ADHD Aware, a Brighton based charitable organisation that runs peer support groups for adults with ADHD, is pleased to announce that we have produced a film that explores what it is like ‘Living with ADHD’. The challenges, unique skills and the impact of peer group support.
Taken straight from footage of genuine users experiences who attend a support group in Brighton (UK), and with some interesting insights from a trainer, this frank short film focuses on the challenges and difficulties around living with ADHD and everything it brings with it – including inattentiveness, hyperactivity and mental health-related problems like depression and anxiety. Individuals also touch on the common addition of other neuro-diversities and the impact of all of this on their study, work, relationships and personal lives.
The support group members discuss their journey – how they got diagnosed and how transformational treatment has been. They talk about the benefits of attending support group meetings and the solidarity in meeting people who understand them. How increased self awareness can open up the potential to manage symptoms and function differently, often more effectively.
Crucially, they discuss how misunderstood they can be and judged by others in society. As Naomi, a user in the film says “There are so many facets to ADHD…A lot of people think its… young children, especially boys…a condition for them”
At ADHD Aware, we really hope that this film can help raise awareness that ADHD is a lifelong condition with a wide range of symptoms – not just the society stereotype of disruptive boys in the classroom.
Watch the film below
We are really delighted to be releasing the ‘Living with ADHD’ film so we can help raise awareness about Adult ADHD in the UK. In 2011, an article featured in the British Medical Journal titled “Adults with ADHD: ignored and under-treated”. Since then, despite updates to the NICE guideline, the situation with service provision has not improved (and in some areas it has got worse).
Like some of the people in our film, in order to get treatment, many people have to recognise their own ADHD symptoms and then often face an uphill struggle to gain access to assessment and treatment services. ADHD, when not treated or managed properly, can have a significant negative impact on relationships, education and career prospects, and can impact overall mental health and wellbeing. It doesn’t have to be this way………ADHD is a very treatable condition and can have good outcomes when it is managed correctly.
Once treated, many people with people with ADHD can thrive. As Claire, a trainer in our film ‘Living with ADHD’ says “there is a real brilliance to a lot of the characteristics of people with ADHD”. In fact, many famous people have talked publicly about their ADHD, such as Wil.i.am, Simone Biles, Rory Bremner, Michael Phelps….And many more have been posthumously diagnosed, such as Albert Einstein, John F Kennedy and Thomas Edison. Even though ADHD can be a truly debilitating condition, from our experience of support group meetings, when asked, the vast majority say they would not flick the ADHD off switch, even if there was one.
The NICE guideline recommends treatment including medication and talking therapies such as CBT and coaching.
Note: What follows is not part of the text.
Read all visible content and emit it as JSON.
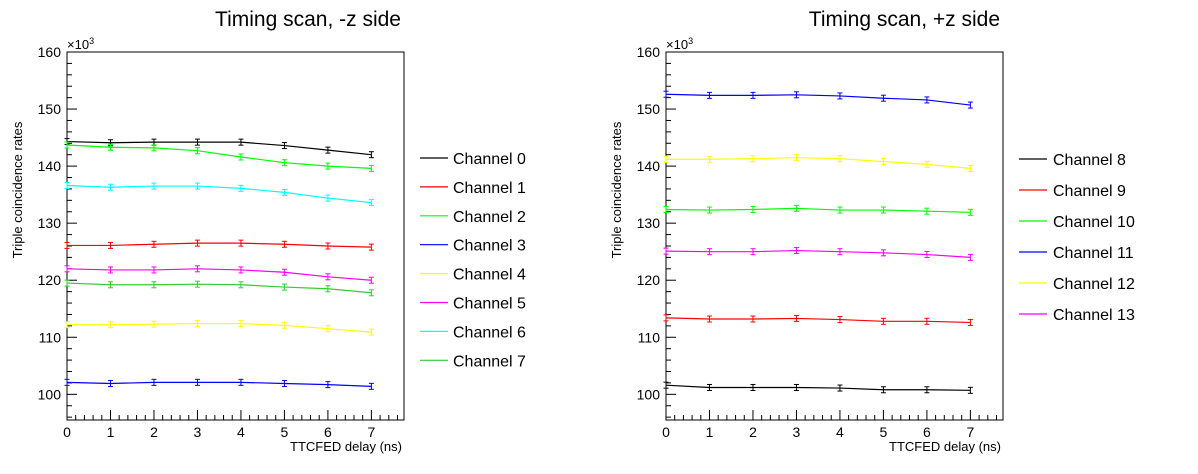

However, many support group members also find various coping strategies and lifestyle interventions – like exercise and diet – are also effective. Unfortunately, although it can be effective, treatment is all too often denied to people as many struggle to reach the first step and get the diagnosis.
We are really thankful to our ADHD Aware members who appeared in the film and spoke so frankly about what it’s like to live with the condition. We hope that the film will help raise awareness of the symptoms and diversity of how ADHD can manifest. If you are curious about ADHD and would like to know more, then please take a look at our website adhdaware.org.uk. One of the pages that might help, is that we have put together a comprehensive guide for how to get an NHS assessment, even if your local area does not have a clinic.
Another opportunity to get support is to attend a peer support group meeting. For example, Joshua who appeared in our film says, “I’m waiting for a diagnosis…the group help me to identify and understand…it became clear to me [that I have ADHD] just by visiting the group”
An ADHD support group can also be a friendly place to get information on local treatment pathways or also a resource of encouragement and empowerment if people face long waiting lists or brick walls accessing services.
For more information about our support group meetings in Brighton, please see the support group page on our website. We have new members every month and people travel from all over the south east to attend our meetings. If you don’t live in the south east, then we also have our a list of national resources in our useful links page (AADDUK.org and it’s forum is a good resource for national peer support groups).
We are really pleased with the way this film has turned out, as we wanted the film to represent the diverse range of adults who access our services and for them to tell their story. It would not have been possible without the funding from the Chalk Cliff Trust who funded this project. We really want to thank all of the support group members who were involved in the project both on and off camera. We also would like to thank the film maker William Ranieri who worked with us to create this film.